Петро подошел к Прошке, опустился на корточки.
— Проша! — негромко окликнул он. — Слышишь меня, Прокофий?
Шишкарев не шевелился. Петро осторожно взял его руку. Она была словно ледяная, и Петро, не отпуская ее, громко прошептал:
— Ведь он уже…
Сандунян приподнял полу шинели. Шишкарев был мертв.
Сандунян и Петро молча стояли над телом товарища. На глазах у обоих были слезы…
В избу шумно вошел Стрельников. От порога, громко, чтобы все слышали, он сказал:
— Ну, минут через десять — пятнадцать всех отправим. Две санитарные летучки прислали.
Он остановился подле комиссара, с участием вглядываясь в его изменившееся лицо. Олешкевич показал глазами в сторону Петра.:
— Ты хотел Рубанюка видеть.
Стрельников быстро повернулся к Петру и поманил его к себе пальцем.
— Я думал, великан, — полушутливо проговорил он. — Пустячок: около взвода автоматчиков один уложил!
Он с уважением оглядел коренастую фигуру Петра и уже серьезно добавил:
— То, что вы сегодня сделали, старший сержант, войдет в историю нашего полка.
Петро стоял вытянувшись, щеки его горели.
Разговор слушали раненые, и Петру, который испытывал неловкость перед ними оттого, что остался невредим и его даже не поцарапало в бою, были особенно приятны слова командира полка. Но как только Стрельников обратился к пожилому усатому старшине, Петро поспешил отойти к Сандуняну.

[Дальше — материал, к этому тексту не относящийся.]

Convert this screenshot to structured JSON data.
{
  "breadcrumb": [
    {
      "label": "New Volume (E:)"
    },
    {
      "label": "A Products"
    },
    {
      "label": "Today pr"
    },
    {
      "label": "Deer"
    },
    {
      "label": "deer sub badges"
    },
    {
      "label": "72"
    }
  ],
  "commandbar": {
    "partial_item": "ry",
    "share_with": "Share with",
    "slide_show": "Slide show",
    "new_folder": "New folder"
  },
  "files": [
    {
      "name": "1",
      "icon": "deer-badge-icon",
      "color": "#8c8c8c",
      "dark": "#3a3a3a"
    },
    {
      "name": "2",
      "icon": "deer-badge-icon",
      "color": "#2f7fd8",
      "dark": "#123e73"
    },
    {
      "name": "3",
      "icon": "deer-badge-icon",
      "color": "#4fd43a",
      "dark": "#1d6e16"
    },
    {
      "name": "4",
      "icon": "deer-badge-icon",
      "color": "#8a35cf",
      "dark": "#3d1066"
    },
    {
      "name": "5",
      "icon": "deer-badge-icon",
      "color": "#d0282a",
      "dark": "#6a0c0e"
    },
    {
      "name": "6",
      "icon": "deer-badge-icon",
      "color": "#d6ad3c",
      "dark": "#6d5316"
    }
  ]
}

Когда они собрались уже уходить, Стрельников снова подозвал Петра.
— Будете сопровождать комиссара до госпиталя, — сказал он, пытливо вглядываясь в его глаза. — У вас там, комиссар говорил, дела есть?
— Смотря в каком госпитале, товарищ майор, — ответил Петро, чувствуя, как у него забилось сердце. — В одном жена работает.
— Знаю. Поищите. Три дня отпуска хватит? Честно заработали.
— Разрешите нам Шишкарева похоронить? С почестями.
— Обязательно.
Козырнув, Петро пошел из избы.
VIIВозможность повидаться с Оксаной так взволновала Петра, что он не мог думать ни о чем другом, и дорога казалась ему нескончаемо длинной.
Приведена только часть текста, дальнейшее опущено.